!105469904 by Pete Bodo
Mornin'. I keep blinking. Every time I flick on the television, or check out the live scores, I blink when I see the numbers posted there: Novak Djokovic winning in under an hour? What did he do, hope to catch a plane to Moscow and play a WTA match, just to try something a little different? Jo-Wilfried Tsonga, blown-out by Andy Murray? How about Roger Federer pounding legitimate hard-court heavyweight Robin Soderling as if Roger were the guy playing the bass drum in the Basel Southwest High School Belted Galloways Marching Band and Bugle Corps?
That sucker went 1 and 1. Ouch. The bigger they the harder they fall, right, Roger?
Actually, this is all further proof that we're living in a parallel universe, only this time we're inhabiting the side with the greener pastures and sunnier skies. If you ran these scores—and many others produced this fall—by us in 2009, or almost any other recent year, our reaction would be another round of weeping and gnashing of teeth over the bogus fall "circuit." We'd be windbagging about the terrible length of the year, as if playing ninety matches a year (and that's the highest reasonable number), an average of one every four days, is a Draconian demand.
We'd be talking about how the players don't care about anything except Grand Slam events, although appearance fees can also get their attention now and then. And we'd be talking about injuries, major or minor, that have a direct impact on individual results or even the way the brackets at any tournament play out. The players would play right into it; as soon as one or two guys started whining about how tired they are, the outcry would go up: Shorten the calendar! Fall tennis is not healthy for Spaniards and other living creatures!
In other words, the entire conversation would be a bummer. A bore. And, most important, an irritating, self-fulfilling autumn prophecy.
Yet does anyone suspect that Djokovic is blistering the shorts off these guys with a blowtorch because his hapless opponent are all tired, or disinterested? Federer's participation on the fall tour in the past has sometimes seemed an act of charity, at least until the year-end championships came around. Now, it's like he's running around the hallways and tunnels in Shanghai with a willow switch, trying to beat guys out of hiding in order to smoke them. You can almost feel his energy—the same energy Djokovic cited the other day when he tried to explain how he could appear so motivated and look so sharp in Shanghai, winning his first match there, hours rather than days after he clubbed his way to the title in Beijing.
And with the year Nadal had, Federer has good reason to feel energized and motivated.
Or take the case of Tsonga. He's been injured and, believe me, the setbacks of a long hiatus always outweigh the advantages. These guys are players, when they can't perform their most basic job on regular basis, bad things like rust, loss of confidence, mental softness, happen. But Tsonga is fresh and fit, and that combination can be a great asset in the fall, when players who have been on the trail all year are often fatigued or rapidly losing steam. Tired players always pay a price in motivation, and are thus vulnerable to a guy in Tsonga's position: fit, healthy, mentally fresh and in pressing need of ranking points. But the pre-emptive way Andy Murray ushered him out of Shanghai was telling. 6-2, 6-2. As if to say, Not this fall, bub.

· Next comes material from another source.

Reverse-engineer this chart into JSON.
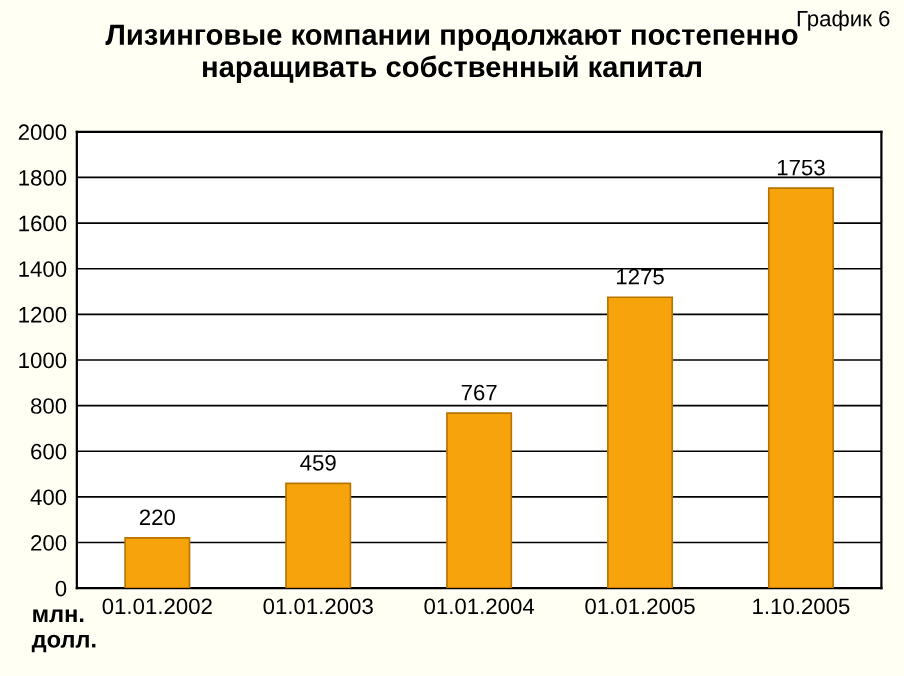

Welcome to the non-fulfilling prophecy.
The bottom line: These guys, including a surprisingly keen Rafa Nadal, are playing like it's mid-May or something. And that's great for tennis. So it's on to the semis, where Juan Monaco will meet Murray, and Djokovic will face off against Federer.
A few days ago, we were speculating on the likelihood of a Federer vs. Nadal final, only to see the bottom fall out when Jurgen Melzer inconveniently upset Nadal. But if anything, Nadal's loss makes the more compelling semifinal seem that much more significant—there's the value of having a three-way rivalry, which is the best way to describe the current relationship among Federer, Nadal and Djokovic. One of these three guys was destined to serve as the insurance policy; this week, it's Djokovic, promising to deliver the payout Nadal was unable to offer.

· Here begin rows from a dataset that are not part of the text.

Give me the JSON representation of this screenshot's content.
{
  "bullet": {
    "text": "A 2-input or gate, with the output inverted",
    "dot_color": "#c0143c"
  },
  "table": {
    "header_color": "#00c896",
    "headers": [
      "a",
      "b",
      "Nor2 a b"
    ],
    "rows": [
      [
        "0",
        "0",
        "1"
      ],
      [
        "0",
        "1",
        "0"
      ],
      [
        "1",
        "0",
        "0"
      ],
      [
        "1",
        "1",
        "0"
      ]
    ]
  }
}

Is anyone going to suggest that a Federer vs. Djokovic semifinal is some kind of fire sale? Who knew that the interior fires Djokovic sparked with his performance at the U.S. Open could have such a broad, across-the-board affect on what was once the lame-duck season?
I'm really not sure how all this came to pass. Plain, old, good luck, I suppose. Djokovic catches fire, and for once Federer has things to gain with a strong finish. And Nadal himself is in that delicate position of having to finish, to answer the last of the questions lobbed at him, in order to be able to claim that he had as a good a year as humanly possible. For he knows, as well as we do, that his habitual struggles in the fall have left a few asterisks on his record.
And the way things are going, Murray is likely to screw up everyone's best laid plans. If he inserts himself back into the conversation about the top players, it would be the ideal ending, brimming with the kind of irony you expect to encounter in a parallel universe. It would also add another intriguing element to the overnight revival of the fall tour. And it wouldn't be so awful to end the year with four men vying for the bragging rights to the ATP Tour, right?
This blinking isn't so bad. A fella could get used to it.